The life insurer, which also owns a large mortgage-insurance business and provides wealth management, said its U.S. mortgage-insurance business's loss widened to $253 million from $40 million. Although Chairman and Chief Executive Michael D. Fraizer said in May that credit trends in the unit were improving, last week the company preannounced it had bolstered reserves by $300 million, which it warned would force the company into the red.
The unit has encumbered Genworth's overall results as the housing market continues to struggle. Mortgage insurance covers some losses lenders incur when homeowners fail to pay their loans.
Despite the mortgage-insurance hardships, Genworth's international and retirement-and-protection segments' performance continued to "make sound progress," Fraizer said in a release Thursday.
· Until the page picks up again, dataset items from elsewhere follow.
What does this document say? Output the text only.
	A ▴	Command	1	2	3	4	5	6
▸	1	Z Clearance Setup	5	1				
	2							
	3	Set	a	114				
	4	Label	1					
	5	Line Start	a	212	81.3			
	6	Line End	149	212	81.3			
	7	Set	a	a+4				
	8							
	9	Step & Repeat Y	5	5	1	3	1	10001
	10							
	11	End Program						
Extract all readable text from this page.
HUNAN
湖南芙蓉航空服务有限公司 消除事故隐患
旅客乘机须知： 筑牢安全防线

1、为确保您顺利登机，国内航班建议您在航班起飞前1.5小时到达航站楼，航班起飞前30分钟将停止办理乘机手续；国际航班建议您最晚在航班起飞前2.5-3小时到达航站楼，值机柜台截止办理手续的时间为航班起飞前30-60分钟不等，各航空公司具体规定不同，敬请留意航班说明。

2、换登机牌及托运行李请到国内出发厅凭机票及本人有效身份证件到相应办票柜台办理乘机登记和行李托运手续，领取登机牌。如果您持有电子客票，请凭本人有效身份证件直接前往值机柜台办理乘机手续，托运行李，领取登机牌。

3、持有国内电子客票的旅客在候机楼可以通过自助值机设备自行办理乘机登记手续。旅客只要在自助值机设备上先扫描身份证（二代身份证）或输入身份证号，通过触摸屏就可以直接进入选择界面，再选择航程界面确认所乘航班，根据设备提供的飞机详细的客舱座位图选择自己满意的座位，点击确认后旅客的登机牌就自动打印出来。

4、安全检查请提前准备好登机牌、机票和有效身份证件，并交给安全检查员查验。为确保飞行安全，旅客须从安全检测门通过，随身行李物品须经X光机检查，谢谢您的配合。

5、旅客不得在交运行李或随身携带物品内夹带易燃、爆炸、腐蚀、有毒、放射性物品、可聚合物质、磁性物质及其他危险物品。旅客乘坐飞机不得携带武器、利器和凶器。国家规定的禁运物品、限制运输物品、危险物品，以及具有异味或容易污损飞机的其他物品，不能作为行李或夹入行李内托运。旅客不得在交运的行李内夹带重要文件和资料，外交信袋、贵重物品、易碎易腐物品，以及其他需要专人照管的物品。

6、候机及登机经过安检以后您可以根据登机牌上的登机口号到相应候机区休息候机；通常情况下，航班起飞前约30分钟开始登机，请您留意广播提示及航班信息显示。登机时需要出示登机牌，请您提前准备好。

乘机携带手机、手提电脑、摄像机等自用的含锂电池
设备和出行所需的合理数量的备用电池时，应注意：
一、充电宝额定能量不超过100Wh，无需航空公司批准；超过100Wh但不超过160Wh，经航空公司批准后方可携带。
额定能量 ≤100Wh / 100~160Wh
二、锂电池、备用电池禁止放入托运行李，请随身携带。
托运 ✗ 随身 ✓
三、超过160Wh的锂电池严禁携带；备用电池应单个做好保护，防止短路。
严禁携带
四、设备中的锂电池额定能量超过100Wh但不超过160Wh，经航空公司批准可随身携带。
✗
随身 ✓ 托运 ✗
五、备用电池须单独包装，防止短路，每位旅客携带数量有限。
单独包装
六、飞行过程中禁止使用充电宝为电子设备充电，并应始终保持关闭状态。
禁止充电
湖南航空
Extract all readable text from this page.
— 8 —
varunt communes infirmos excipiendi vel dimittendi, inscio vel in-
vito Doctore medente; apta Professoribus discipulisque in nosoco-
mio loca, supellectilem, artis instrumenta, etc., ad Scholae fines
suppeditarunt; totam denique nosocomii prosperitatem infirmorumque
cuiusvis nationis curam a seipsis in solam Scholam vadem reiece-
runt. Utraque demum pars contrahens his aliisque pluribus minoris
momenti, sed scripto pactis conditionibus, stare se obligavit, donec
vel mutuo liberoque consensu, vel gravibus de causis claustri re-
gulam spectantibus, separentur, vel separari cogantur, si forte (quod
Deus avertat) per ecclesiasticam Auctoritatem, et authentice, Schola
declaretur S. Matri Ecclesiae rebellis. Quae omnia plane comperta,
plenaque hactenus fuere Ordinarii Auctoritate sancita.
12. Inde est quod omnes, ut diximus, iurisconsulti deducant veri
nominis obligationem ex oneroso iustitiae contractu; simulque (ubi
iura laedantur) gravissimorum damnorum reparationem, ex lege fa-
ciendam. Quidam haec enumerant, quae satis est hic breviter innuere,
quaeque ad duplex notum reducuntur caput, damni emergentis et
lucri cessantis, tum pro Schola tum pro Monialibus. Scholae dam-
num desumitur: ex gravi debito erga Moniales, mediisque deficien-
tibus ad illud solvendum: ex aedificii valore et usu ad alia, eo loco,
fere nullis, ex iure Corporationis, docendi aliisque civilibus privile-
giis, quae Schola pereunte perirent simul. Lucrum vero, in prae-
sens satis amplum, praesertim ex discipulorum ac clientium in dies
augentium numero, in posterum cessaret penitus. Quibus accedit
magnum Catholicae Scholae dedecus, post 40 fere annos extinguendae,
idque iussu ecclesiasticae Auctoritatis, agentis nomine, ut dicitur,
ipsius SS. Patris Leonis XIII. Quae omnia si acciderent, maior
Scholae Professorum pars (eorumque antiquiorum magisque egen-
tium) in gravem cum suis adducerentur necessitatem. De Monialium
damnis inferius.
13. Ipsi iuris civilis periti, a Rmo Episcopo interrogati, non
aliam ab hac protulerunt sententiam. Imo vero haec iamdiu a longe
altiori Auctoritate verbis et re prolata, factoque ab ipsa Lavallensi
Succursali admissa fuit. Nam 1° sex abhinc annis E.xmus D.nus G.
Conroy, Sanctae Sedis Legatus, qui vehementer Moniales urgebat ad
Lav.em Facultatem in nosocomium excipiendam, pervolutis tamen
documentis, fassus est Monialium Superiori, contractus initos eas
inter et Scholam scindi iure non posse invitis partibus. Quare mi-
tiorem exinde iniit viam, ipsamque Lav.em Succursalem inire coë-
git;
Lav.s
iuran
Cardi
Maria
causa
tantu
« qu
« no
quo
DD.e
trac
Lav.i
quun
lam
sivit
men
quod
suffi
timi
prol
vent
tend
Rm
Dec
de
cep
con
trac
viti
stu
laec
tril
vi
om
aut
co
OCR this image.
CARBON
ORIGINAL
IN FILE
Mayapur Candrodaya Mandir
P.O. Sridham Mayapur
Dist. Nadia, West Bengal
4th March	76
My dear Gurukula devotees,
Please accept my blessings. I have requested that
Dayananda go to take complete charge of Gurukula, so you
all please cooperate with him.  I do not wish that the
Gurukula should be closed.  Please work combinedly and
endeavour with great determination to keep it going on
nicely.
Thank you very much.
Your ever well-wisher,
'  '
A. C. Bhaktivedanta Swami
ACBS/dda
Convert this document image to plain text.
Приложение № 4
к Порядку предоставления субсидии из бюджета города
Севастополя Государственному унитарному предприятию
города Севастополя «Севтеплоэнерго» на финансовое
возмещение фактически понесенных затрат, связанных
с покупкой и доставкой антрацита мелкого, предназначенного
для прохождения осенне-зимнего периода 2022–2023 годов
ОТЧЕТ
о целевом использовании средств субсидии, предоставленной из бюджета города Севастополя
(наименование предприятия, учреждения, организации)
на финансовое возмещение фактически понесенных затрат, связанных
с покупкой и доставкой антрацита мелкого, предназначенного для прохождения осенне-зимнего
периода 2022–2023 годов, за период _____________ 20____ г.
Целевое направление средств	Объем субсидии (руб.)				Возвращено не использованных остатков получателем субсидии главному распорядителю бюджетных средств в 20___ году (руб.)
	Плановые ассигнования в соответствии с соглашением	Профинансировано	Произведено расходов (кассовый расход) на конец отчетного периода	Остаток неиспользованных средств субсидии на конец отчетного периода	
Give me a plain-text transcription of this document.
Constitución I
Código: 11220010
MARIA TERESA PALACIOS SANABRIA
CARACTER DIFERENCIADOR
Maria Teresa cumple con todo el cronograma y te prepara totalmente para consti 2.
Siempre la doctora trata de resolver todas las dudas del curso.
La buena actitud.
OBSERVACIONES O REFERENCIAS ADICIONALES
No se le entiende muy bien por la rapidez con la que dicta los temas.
Earlier in the day, the country's largest life insurer, MetLife Inc. (MET), reported profit fell 21% on a jump in claims, but investors were heartened that operating profit unexpectedly rose.
Genworth posted a loss of $96 million, or 20 cents a share, compared with a year-earlier profit of $42 million, or eight cents a share. The operating bottom line, which excludes investment gains and losses, swung to a 15-cent loss a share from a profit of 24 cents.
Last week, Genworth forecast an operating loss of 14 cents to 18 cents a share; analysts surveyed by Thomson Reuters were expecting a 24-cent profit at the time.
Revenue increased 10% to $2.66 billion. Premiums fell 1%, but net investment income rose 7% and investment losses narrowed.
Total benefits and expenses jumped 16%.